Addressing both aspects of the loss is important because physical and psychological recovery are intertwined, Gottesfeld points out. "Can you physically get up and go back to work the next day? Maybe you can; however, I do think that's going to hinder your psychological recovery," she says. Plus, physical recovery isn't even necessarily desirable for women, given what it represents.

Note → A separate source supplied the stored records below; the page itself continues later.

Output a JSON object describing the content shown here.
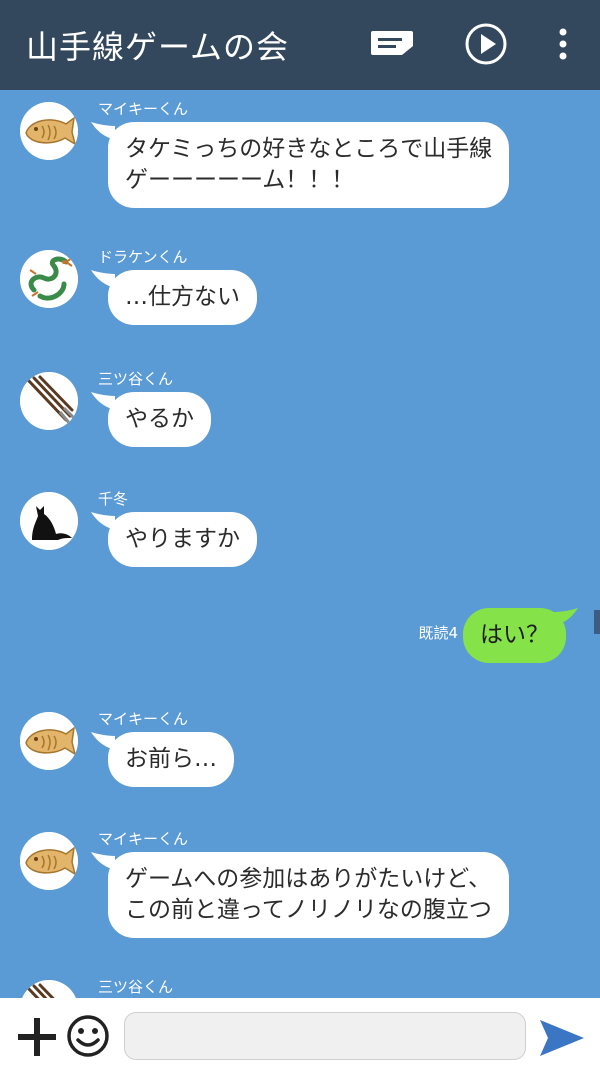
{
  "header": {
    "title": "山手線ゲームの会",
    "icons": [
      "note-icon",
      "play-icon",
      "more-vertical-icon"
    ]
  },
  "messages": [
    {
      "type": "received",
      "sender": "マイキーくん",
      "avatar": "taiyaki",
      "lines": [
        "タケミっちの好きなところで山手線",
        "ゲーーーーーム！！！"
      ]
    },
    {
      "type": "received",
      "sender": "ドラケンくん",
      "avatar": "dragon",
      "lines": [
        "…仕方ない"
      ]
    },
    {
      "type": "received",
      "sender": "三ツ谷くん",
      "avatar": "sticks",
      "lines": [
        "やるか"
      ]
    },
    {
      "type": "received",
      "sender": "千冬",
      "avatar": "cat",
      "lines": [
        "やりますか"
      ]
    },
    {
      "type": "sent",
      "read_label": "既読4",
      "lines": [
        "はい？"
      ]
    },
    {
      "type": "received",
      "sender": "マイキーくん",
      "avatar": "taiyaki",
      "lines": [
        "お前ら…"
      ]
    },
    {
      "type": "received",
      "sender": "マイキーくん",
      "avatar": "taiyaki",
      "lines": [
        "ゲームへの参加はありがたいけど、",
        "この前と違ってノリノリなの腹立つ"
      ]
    },
    {
      "type": "received",
      "sender": "三ツ谷くん",
      "avatar": "sticks",
      "lines": []
    }
  ],
  "input_bar": {
    "message_value": "",
    "icons": [
      "plus-icon",
      "emoji-icon",
      "send-icon"
    ]
  },
  "colors": {
    "header_bg": "#33485d",
    "chat_bg": "#5b9bd5",
    "received_bubble": "#ffffff",
    "sent_bubble": "#85e249",
    "send_icon": "#3a76c4"
  }
}
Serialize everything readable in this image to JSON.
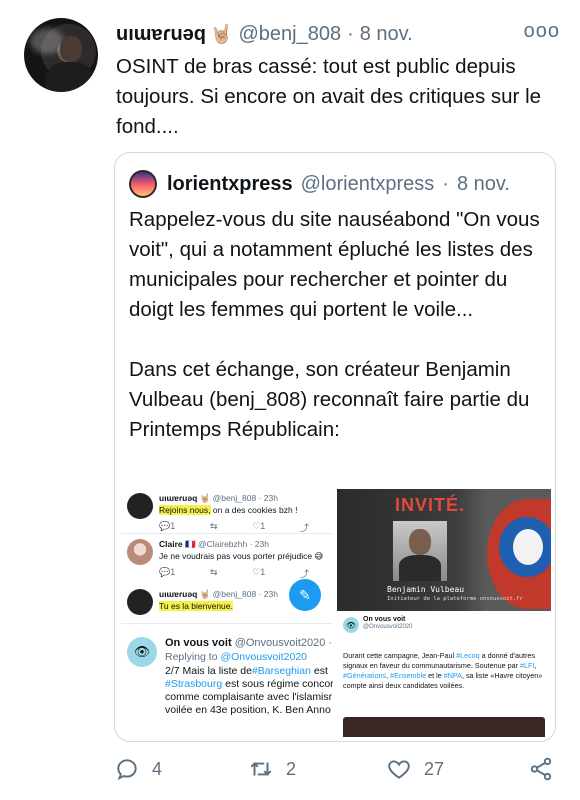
{
  "tweet": {
    "display_name": "uıɯɐɾuǝq",
    "hand_emoji": "🤘🏼",
    "handle": "@benj_808",
    "separator": "·",
    "date": "8 nov.",
    "more_label": "ooo",
    "text": "OSINT de bras cassé: tout est public depuis toujours. Si encore on avait des critiques sur le fond...."
  },
  "quote": {
    "display_name": "lorientxpress",
    "handle": "@lorientxpress",
    "separator": "·",
    "date": "8 nov.",
    "paragraph_1": "Rappelez-vous du site nauséabond \"On vous voit\", qui a notamment épluché les listes des municipales pour rechercher et pointer du doigt les femmes qui portent le voile...",
    "paragraph_2": "Dans cet échange, son créateur Benjamin Vulbeau (benj_808) reconnaît faire partie du Printemps Républicain:"
  },
  "media_left": {
    "reply1": {
      "name": "uıɯɐɾuǝq",
      "hand": "🤘🏼",
      "handle": "@benj_808 · 23h",
      "text": "Rejoins nous,",
      "text_rest": " on a des cookies bzh !",
      "counts": [
        "1",
        "",
        "1",
        ""
      ]
    },
    "reply2": {
      "name": "Claire",
      "flag": "🇫🇷",
      "handle": "@Clairebzhh · 23h",
      "text": "Je ne voudrais pas vous porter préjudice 😅",
      "counts": [
        "1",
        "",
        "1",
        ""
      ]
    },
    "reply3": {
      "name": "uıɯɐɾuǝq",
      "hand": "🤘🏼",
      "handle": "@benj_808 · 23h",
      "text": "Tu es la bienvenue."
    },
    "ov": {
      "name": "On vous voit",
      "handle": "@Onvousvoit2020 · M",
      "replying": "Replying to",
      "replying_to": "@Onvousvoit2020",
      "line1": "2/7 Mais la liste de",
      "line1_tag": "#Barseghian",
      "line1_end": " est",
      "line2_tag": "#Strasbourg",
      "line2": " est sous régime concor",
      "line3": "comme complaisante avec l'islamisr",
      "line4": "voilée en 43e position,  K. Ben Anno"
    }
  },
  "media_right": {
    "invite_title": "INVITÉ.",
    "invite_name": "Benjamin Vulbeau",
    "invite_sub": "Initiateur de la plateforme onvousvoit.fr",
    "ov_name": "On vous voit",
    "ov_handle": "@Onvousvoit2020",
    "text_a": "Durant cette campagne, Jean-Paul ",
    "tag_lecoq": "#Lecoq",
    "text_b": " a donné d'autres signaux en faveur du communautarisme. Soutenue par ",
    "tag_lfi": "#LFI",
    "text_c": ", ",
    "tag_gen": "#Générations",
    "tag_ens": "#Ensemble",
    "text_d": " et le ",
    "tag_npa": "#NPA",
    "text_e": ", sa liste «Havre citoyen» compte ainsi deux candidates voilées."
  },
  "actions": {
    "reply_count": "4",
    "retweet_count": "2",
    "like_count": "27"
  },
  "colors": {
    "link": "#1d9bf0",
    "muted": "#5b7083",
    "highlight": "#f5f04a"
  }
}
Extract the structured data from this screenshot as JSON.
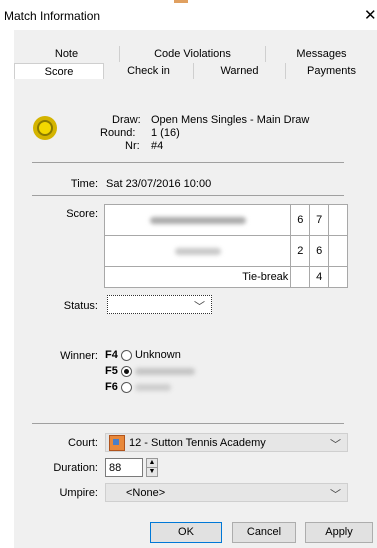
{
  "window": {
    "title": "Match Information",
    "close_glyph": "✕"
  },
  "tabs_row1": [
    {
      "label": "Note"
    },
    {
      "label": "Code Violations"
    },
    {
      "label": "Messages"
    }
  ],
  "tabs_row2": [
    {
      "label": "Score",
      "selected": true
    },
    {
      "label": "Check in"
    },
    {
      "label": "Warned"
    },
    {
      "label": "Payments"
    }
  ],
  "header": {
    "draw_label": "Draw:",
    "draw_value": "Open Mens Singles - Main Draw",
    "round_label": "Round:",
    "round_value": "1 (16)",
    "nr_label": "Nr:",
    "nr_value": "#4",
    "ball_icon": "tennis-ball-icon"
  },
  "time": {
    "label": "Time:",
    "value": "Sat 23/07/2016 10:00"
  },
  "score": {
    "label": "Score:",
    "rows": [
      {
        "set1": "6",
        "set2": "7",
        "set3": ""
      },
      {
        "set1": "2",
        "set2": "6",
        "set3": ""
      }
    ],
    "tiebreak_label": "Tie-break",
    "tiebreak_values": [
      "",
      "4",
      ""
    ]
  },
  "status": {
    "label": "Status:",
    "value": ""
  },
  "winner": {
    "label": "Winner:",
    "options": [
      {
        "key": "F4",
        "text": "Unknown",
        "checked": false
      },
      {
        "key": "F5",
        "text": "",
        "checked": true
      },
      {
        "key": "F6",
        "text": "",
        "checked": false
      }
    ]
  },
  "court": {
    "label": "Court:",
    "value": "12 - Sutton Tennis Academy",
    "icon": "court-icon"
  },
  "duration": {
    "label": "Duration:",
    "value": "88"
  },
  "umpire": {
    "label": "Umpire:",
    "value": "<None>"
  },
  "buttons": {
    "ok": "OK",
    "cancel": "Cancel",
    "apply": "Apply"
  },
  "colors": {
    "dialog_bg": "#f0f0f0",
    "accent": "#0078d7"
  }
}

For McBain, for instance, losing the baby weight would signal healing, but it also signaled a loss. "I felt like when the weight came off, the last physical connection to this baby would be lost too," she says.

The good news is that the medical community is increasingly recognizing the emotional pain many women and families experience after pregnancy loss, believes Gottesfeld, who has been practicing for 25 years. When she had a miscarriage early in her career, she underwent a D and C to manage it one afternoon and was scolded for taking off work the next day. Today, she says, "we are more honoring of the woman's experience, and I think that's important because ... if people don't allow proper psychological resolution time, it's going to come out some other way." Research even suggests that not effectively working through the grief of a pregnancy loss can damage a parent's relationship with future children.

[See: How to Find the Best Mental Health Professional for You.]

For McBain, seeking a counselor on her own was critical for processing the grief before trying to get pregnant again. She encourages other women to do the same. "Life will be different and hard," she says, "but it will get better." As for Sager, who is now six months pregnant, the move down south was the fresh start she and her husband needed to recover from the blow of pregnancy loss. "We've been great ever since."